In parallel to those regulatory changes and corresponding costs incurred by the funds, the industry’s investor base has changed dramatically, shifting from high-net-worth individuals to institutions such as pension funds and endowments. The industry’s new investors are more conservative in nature and more inclined to invest with managers with proven track records and compliant regulatory oversight.
In the US, with the new provisions in the Dodd-Frank reforms, the largest overhaul of US financial regulation since the 1940s, hedge funds must register with the Securities and Exchange Commission for the first time. Complying with the SEC, Dodd-Frank and AIFMD directives means that investors will feel more confident investing on those hedge funds that are up-to-speed with the new regulatory frameworks. However, for smaller hedge fund firms, the opportunity of compliance is less easily grasped. Indeed, large managers can better absorb the costs of new regulations but smaller managers may find this task more challenging. It is fair to say that the industry and investors actually need large, medium and small hedge fund managers. Often, the small boutiques are the ones that actually drive innovation. In a way, it is a balance between the “too-big-to fail” players (those with established track records and that can raise funds more easily) and the “too-small-to-succeed” ones (those that struggle to survive but that are often more innovative and cost-effective). Overall, the new regulations have heightened barriers to entry into the Industry.
This trend is actually reflected into the direction taken by money inflows. In fact, the largest hedge fund money managers have captured the biggest chunk of money inflows since the financial crisis of 2007-2008 whereas starting up a hedge fund has never been so difficult (the 2.4 tn$ in global assets of the hedge fund industry is managed by just 389 funds in a universe of more than 7000).
Hedge Funds are now strictly regulated by a range of methods worldwide.
In the US, Dodd Frank Wall Street Reform and the Consumer Protection Act of 2010 change the regulatory structure of the financial services industry. Hedge funds with more than 150 MUSD in assets are now required to register with the SEC. Most Commodity pool operators and commodity trading advisers must register with CFTC. In this regulatory environment, it is interesting to mention the Jumpstart Our Business Startups (JOBS) Act of 2012, which removes a prior ban on general solicitation and advertising by companies conducting private offerings – including hedge funds, provided the funds are only sold to sophisticated investors with net worth over 2.5MUSD.
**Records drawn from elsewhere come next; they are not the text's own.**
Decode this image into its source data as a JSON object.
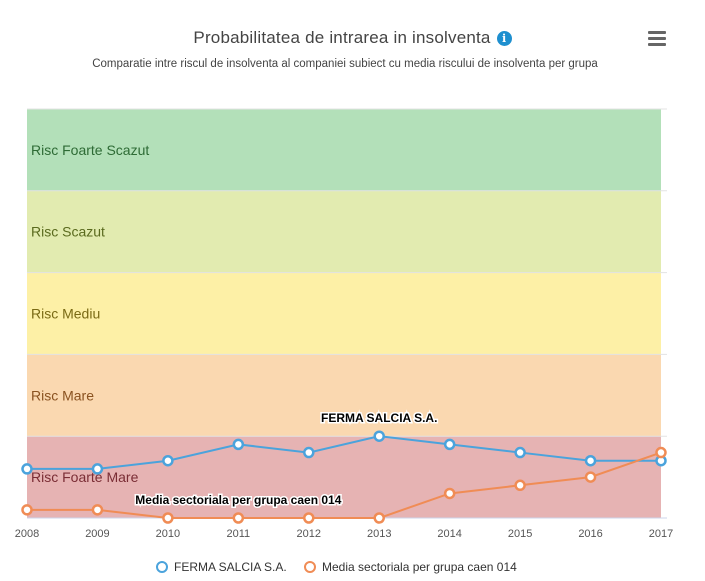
{
  "header": {
    "title": "Probabilitatea de intrarea in insolventa",
    "info_icon": "info-icon",
    "subtitle": "Comparatie intre riscul de insolventa al companiei subiect cu media riscului de insolventa per grupa",
    "menu_icon": "hamburger-menu-icon"
  },
  "chart_data": {
    "type": "line",
    "title": "Probabilitatea de intrarea in insolventa",
    "subtitle": "Comparatie intre riscul de insolventa al companiei subiect cu media riscului de insolventa per grupa",
    "categories": [
      "2008",
      "2009",
      "2010",
      "2011",
      "2012",
      "2013",
      "2014",
      "2015",
      "2016",
      "2017"
    ],
    "ylim": [
      0,
      5
    ],
    "bands": [
      {
        "label": "Risc Foarte Scazut",
        "from": 4,
        "to": 5,
        "color": "#b3e0b9",
        "text_color": "#2e6b35"
      },
      {
        "label": "Risc Scazut",
        "from": 3,
        "to": 4,
        "color": "#e2ebb0",
        "text_color": "#5a6a1e"
      },
      {
        "label": "Risc Mediu",
        "from": 2,
        "to": 3,
        "color": "#fdf0a6",
        "text_color": "#7a6a14"
      },
      {
        "label": "Risc Mare",
        "from": 1,
        "to": 2,
        "color": "#fad8b0",
        "text_color": "#8a5220"
      },
      {
        "label": "Risc Foarte Mare",
        "from": 0,
        "to": 1,
        "color": "#e6b3b3",
        "text_color": "#7a2d35"
      }
    ],
    "series": [
      {
        "name": "FERMA SALCIA S.A.",
        "color": "#4ba3dc",
        "values": [
          0.6,
          0.6,
          0.7,
          0.9,
          0.8,
          1.0,
          0.9,
          0.8,
          0.7,
          0.7
        ],
        "data_label": {
          "text": "FERMA SALCIA S.A.",
          "index": 5
        }
      },
      {
        "name": "Media sectoriala per grupa caen 014",
        "color": "#f08c55",
        "values": [
          0.1,
          0.1,
          0.0,
          0.0,
          0.0,
          0.0,
          0.3,
          0.4,
          0.5,
          0.8
        ],
        "data_label": {
          "text": "Media sectoriala per grupa caen 014",
          "index": 3
        }
      }
    ],
    "legend_position": "bottom-center",
    "grid": false
  },
  "legend": {
    "items": [
      {
        "label": "FERMA SALCIA S.A.",
        "color": "#4ba3dc"
      },
      {
        "label": "Media sectoriala per grupa caen 014",
        "color": "#f08c55"
      }
    ]
  }
}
Counterparties, such as banks and insurance companies, that are trading over-the-counter (“OTC”) derivatives with hedge funds may be deemed a “swap dealer”, “security-based swap dealer”, “major swap participant” or “major security-based swap participant” and thus would be subject to registration with, and comprehensive derivatives regulation by, the Commodity Futures Trading Commission (CFTC) for “swaps” and by the SEC for “security-based swaps”.